Monday, June 10, 2013

Wax Women

Thursday I let Florence envelope me, without a plan I just let the city come to me. Rather I let my feet take me where I felt I needed to go. I felt I needed to go to a small clothing market, and then I felt like going to the Pitti Palace (Free unlimited visits as a student!) where I walked some of the gardens, and paid extra to look at the macabre of the macabre.

The Pitti Palace is home to a small natural history museum, so if you REALLY like old taxidermy animals in the very institutional glass cases with beady eyes and sagging coats staring back at you, pay the €6 and go...

Okay I'm being unfair, this is one of the better collections of a large variety of animals, stuffed, throughout the last two centuries. Some of them are very well preserved, while others are laughable, like the droopy 300 year old Hippo (would not have loved carting that carcass all the way form Africa to stuff). If you want to see a lot of birds, and sea creatures this is a great collection.They lacked a "Great American North" section but overall it was a fantastic trip through the animal kingdom...

Then I found the semi-disturbing but really fantastic room of Human Anatomy. As you know, well maybe you don't unless you know me, I have a habit of finding and going to these sort of museums. There was the surgeon's museum in Edinburgh, the Operating Theater in London and now I can add: Museo di Storia Naturale Firenze, and their wax medical model exhibit. Almost all of the pieces were made in the late 18th century. There were dozens of  little pieces showing the bladder, intestines, heart, and everything else you can imagine and then it got a little creepy. Even for me. These skilled creators of wax statues and forms moved into not just making small models or pieces of the human body, which generally feel less human, more objectified, so these artists began creating full humans. 

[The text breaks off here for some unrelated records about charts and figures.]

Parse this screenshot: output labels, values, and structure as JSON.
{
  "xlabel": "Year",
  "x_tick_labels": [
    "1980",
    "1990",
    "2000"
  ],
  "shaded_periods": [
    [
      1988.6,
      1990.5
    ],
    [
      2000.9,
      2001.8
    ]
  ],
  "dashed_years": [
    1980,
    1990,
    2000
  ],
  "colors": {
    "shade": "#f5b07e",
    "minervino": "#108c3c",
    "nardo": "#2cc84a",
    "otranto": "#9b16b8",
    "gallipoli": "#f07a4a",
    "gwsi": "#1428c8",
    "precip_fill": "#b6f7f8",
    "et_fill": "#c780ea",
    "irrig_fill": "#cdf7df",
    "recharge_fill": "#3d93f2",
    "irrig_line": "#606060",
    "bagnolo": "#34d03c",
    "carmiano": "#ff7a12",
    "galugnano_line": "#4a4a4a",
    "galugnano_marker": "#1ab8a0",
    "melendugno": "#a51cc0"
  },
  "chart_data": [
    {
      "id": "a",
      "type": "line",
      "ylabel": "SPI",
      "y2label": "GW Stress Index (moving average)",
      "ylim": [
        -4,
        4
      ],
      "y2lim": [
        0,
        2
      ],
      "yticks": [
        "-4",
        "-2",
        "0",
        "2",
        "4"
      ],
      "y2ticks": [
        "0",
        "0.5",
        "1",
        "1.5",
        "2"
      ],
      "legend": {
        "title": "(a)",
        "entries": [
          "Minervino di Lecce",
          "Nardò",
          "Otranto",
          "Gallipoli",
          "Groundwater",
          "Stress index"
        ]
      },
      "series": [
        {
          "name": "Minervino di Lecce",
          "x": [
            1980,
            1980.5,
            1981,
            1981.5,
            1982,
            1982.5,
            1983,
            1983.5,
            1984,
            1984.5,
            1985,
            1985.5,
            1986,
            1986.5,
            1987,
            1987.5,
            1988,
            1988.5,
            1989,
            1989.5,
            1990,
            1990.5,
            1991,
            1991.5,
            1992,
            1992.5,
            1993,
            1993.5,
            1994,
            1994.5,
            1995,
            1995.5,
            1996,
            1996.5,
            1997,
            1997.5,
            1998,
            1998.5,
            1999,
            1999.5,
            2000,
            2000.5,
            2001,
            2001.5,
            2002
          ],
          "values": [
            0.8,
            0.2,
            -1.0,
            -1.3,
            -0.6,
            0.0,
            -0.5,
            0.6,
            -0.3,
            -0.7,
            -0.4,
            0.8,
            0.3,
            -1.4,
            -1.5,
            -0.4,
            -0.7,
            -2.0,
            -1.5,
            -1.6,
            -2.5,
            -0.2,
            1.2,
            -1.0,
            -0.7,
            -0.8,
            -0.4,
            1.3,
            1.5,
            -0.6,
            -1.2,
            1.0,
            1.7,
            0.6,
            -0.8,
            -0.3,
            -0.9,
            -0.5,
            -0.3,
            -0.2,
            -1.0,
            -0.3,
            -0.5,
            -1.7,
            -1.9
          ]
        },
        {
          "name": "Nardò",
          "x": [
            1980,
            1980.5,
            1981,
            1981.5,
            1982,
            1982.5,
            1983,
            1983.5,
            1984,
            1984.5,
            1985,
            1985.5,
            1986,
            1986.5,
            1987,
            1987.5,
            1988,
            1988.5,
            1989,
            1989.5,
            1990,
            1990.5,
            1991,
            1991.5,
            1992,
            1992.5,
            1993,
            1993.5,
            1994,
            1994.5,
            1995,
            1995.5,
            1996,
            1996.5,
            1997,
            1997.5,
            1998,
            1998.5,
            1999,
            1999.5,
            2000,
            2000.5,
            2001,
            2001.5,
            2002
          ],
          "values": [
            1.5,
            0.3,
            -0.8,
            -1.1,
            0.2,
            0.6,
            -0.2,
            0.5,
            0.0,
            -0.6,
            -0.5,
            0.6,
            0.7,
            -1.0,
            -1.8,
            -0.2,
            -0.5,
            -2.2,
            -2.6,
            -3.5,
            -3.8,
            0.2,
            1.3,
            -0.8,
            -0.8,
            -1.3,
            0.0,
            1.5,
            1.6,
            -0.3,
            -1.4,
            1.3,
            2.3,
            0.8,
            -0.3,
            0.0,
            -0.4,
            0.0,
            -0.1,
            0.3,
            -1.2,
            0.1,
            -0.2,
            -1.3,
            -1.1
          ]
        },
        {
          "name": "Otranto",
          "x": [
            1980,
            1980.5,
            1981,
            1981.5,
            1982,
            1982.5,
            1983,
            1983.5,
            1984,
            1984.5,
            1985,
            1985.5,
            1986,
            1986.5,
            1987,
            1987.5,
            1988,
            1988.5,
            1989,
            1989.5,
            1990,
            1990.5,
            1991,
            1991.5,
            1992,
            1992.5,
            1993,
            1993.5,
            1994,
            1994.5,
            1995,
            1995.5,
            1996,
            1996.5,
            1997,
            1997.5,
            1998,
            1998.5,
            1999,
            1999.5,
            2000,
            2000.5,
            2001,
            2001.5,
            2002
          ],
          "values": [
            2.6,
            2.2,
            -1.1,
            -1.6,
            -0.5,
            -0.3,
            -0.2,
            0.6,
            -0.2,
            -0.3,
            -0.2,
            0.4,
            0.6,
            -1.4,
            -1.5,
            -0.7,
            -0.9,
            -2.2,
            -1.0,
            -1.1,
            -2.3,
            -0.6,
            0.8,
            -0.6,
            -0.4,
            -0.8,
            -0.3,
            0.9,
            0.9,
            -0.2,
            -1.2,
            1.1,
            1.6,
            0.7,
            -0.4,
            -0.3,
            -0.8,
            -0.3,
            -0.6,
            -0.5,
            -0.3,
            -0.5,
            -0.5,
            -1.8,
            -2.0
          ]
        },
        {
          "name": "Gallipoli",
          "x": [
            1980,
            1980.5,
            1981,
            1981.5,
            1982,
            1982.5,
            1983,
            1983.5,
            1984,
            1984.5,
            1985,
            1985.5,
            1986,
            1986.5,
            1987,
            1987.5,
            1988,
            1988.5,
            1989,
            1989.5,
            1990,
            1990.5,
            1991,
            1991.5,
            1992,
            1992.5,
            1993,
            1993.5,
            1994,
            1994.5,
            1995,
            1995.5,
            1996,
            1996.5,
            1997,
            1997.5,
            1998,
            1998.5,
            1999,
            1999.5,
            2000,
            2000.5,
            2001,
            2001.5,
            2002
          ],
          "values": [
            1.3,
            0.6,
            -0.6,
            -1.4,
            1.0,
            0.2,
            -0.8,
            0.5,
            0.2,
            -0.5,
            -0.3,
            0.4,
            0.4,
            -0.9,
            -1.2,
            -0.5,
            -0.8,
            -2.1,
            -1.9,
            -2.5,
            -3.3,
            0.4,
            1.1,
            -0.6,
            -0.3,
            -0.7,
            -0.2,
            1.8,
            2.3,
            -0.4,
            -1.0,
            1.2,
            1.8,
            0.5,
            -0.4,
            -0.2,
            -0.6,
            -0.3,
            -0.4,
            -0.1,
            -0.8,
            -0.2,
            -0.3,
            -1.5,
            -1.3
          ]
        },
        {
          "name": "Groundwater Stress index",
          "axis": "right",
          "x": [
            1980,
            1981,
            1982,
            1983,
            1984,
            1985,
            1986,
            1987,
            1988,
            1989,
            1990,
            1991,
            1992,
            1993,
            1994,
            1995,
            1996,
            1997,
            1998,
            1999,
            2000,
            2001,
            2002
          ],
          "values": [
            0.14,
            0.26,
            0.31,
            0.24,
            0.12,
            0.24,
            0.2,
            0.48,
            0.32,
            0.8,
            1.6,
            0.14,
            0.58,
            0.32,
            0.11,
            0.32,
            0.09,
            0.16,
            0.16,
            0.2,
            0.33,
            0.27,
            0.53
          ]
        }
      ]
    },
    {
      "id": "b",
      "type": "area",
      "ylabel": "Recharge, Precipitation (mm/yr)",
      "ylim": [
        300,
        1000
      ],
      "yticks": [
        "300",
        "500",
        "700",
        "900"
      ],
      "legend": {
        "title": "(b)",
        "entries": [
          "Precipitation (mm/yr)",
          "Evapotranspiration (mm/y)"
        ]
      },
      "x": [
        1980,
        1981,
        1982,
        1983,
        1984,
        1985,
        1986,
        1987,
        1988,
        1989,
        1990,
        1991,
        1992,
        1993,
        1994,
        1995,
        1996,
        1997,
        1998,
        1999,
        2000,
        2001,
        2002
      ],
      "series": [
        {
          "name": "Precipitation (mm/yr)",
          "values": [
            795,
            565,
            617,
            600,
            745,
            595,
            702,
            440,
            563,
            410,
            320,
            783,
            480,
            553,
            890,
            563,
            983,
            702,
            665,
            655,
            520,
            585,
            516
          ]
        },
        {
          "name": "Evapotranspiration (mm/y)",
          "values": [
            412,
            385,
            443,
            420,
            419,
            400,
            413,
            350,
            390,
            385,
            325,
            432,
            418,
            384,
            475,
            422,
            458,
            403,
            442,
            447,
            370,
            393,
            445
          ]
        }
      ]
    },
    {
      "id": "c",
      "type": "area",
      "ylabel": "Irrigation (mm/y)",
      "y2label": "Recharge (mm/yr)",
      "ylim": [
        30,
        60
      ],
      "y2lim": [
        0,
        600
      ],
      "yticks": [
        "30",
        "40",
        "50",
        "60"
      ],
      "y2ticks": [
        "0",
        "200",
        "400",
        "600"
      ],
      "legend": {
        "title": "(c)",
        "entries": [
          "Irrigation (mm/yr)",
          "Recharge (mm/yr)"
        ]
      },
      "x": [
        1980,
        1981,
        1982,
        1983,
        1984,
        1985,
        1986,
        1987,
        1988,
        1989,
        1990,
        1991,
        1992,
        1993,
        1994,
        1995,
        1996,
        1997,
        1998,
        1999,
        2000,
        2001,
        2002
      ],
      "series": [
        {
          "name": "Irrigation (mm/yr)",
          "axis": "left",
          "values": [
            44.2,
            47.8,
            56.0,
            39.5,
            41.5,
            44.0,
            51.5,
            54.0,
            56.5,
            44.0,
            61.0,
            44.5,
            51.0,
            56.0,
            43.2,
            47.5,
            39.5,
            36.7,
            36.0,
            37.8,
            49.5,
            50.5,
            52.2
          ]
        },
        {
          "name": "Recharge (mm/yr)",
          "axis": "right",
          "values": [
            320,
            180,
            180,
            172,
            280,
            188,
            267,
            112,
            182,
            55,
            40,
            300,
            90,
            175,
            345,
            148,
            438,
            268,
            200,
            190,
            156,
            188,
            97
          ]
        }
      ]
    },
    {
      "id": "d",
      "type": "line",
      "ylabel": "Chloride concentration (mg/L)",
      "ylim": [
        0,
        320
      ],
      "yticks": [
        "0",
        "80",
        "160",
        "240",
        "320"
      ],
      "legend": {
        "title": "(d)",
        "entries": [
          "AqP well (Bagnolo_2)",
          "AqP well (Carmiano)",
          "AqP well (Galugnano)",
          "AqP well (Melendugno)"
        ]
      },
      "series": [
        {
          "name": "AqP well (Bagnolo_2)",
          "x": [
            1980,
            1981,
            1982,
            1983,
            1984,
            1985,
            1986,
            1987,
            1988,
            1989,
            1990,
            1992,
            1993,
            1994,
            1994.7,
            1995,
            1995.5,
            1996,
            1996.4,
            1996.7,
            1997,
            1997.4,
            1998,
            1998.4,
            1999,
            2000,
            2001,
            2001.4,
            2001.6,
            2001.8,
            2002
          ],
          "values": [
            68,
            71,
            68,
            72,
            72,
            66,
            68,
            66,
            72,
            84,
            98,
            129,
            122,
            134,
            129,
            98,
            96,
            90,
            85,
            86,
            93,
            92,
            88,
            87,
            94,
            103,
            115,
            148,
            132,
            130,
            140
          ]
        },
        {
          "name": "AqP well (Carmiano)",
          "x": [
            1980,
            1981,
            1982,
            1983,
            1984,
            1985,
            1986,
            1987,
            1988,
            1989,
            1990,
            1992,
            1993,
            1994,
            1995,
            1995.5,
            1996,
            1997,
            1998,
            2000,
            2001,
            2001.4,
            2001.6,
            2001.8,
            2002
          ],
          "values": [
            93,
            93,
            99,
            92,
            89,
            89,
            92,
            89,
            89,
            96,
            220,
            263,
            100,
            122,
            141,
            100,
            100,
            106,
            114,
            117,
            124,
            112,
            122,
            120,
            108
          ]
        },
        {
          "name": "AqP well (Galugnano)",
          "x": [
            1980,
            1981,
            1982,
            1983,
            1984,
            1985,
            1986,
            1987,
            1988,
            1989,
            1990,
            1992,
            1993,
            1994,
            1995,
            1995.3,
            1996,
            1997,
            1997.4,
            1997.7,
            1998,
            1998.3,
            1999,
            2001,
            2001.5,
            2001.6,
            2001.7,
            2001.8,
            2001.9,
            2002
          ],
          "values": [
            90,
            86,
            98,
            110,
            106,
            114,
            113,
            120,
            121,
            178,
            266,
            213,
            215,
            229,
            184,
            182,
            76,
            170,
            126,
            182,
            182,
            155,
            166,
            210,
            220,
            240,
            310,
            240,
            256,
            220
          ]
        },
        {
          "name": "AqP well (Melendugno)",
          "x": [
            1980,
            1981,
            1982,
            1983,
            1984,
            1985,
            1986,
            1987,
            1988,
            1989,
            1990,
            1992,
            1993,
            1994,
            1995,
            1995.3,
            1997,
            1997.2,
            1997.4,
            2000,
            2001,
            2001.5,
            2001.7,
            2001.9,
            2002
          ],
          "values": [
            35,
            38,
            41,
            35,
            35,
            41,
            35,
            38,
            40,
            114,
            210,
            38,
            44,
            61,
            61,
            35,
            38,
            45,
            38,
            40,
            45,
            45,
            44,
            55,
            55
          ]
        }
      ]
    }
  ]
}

Which sounds logical and fairly innocent, but no my friends this is ITALIA everything is passionate and artsy so instead of having a human form just laying on a board, stiff, pretty tame, all the figures were in the most dramatic poses. Women had long long braided hair that some were holding, as their back was arched and faced contorted into the most horrifying looks. Eyes fully open, and faces crying for help. It was like walking through a room of some sick torture and disembowelment. Every form looked as if they had been sliced open, living and breathing, and were slowly dying from the horrors inflicted upon them. 

Not to mention they were all propped up on silk pillows and white funeral shrouds. Pretty intense.

And the one that was male and all all nerves was the creepiest.

Okay but I am missing the point, which is that these were the most amazing human forms I have ever seen made out of wax. Madame Tussaud's eat your heart out. Screw seeing a wax Harry Potter come see this woman look like she is being ripped apart while still living!

The point is there is an immense amount of skill put into these things. Every detail needed to be designed and pieces together, painted, placed, and it took forever I am sure, like placing every strand of REAL human hair into the wax head of these things. I can't even imagine where to begin, how?? just how did they make such things? It is really remarkable.

However, if you are like Ryan, or many other people I know, this exhibit will leave your skin and stomach crawling. If you are weird like me, you'll love it.

It was then time to start heading back to school....

But I felt I needed to walk the Ponte Vecchio and drool over very expensive antique jewelry I REALLY wanted to take home with me, only €1200!

Then it was time for school, where we watched a very interesting documentary on a couple of fashion designers and the work put into developing and releasing a perfume.

Then I more or less ran down the street to a gluten-free place Ciro & Sons which I ordered an amazing gluten-free pesto! And got to eat it in an old 18th century palace of one of the hoity toity of Florence.

Luckily, I also got to meet up with a high school friend and got to walk part of the city with her, Hailey and her mom. It was fun seeing a familiar face in the sea of all unknowns.

Then it was time for History of Modern Italy and more fun facts…


And then I went home, ate left over Risotto, talked with the roommates and then we all went to an Irish pub near the school for a night of pub trivia, which we did okay at, coming in fourth. Then it was time for bed at midnight to get up the next morning for Siena.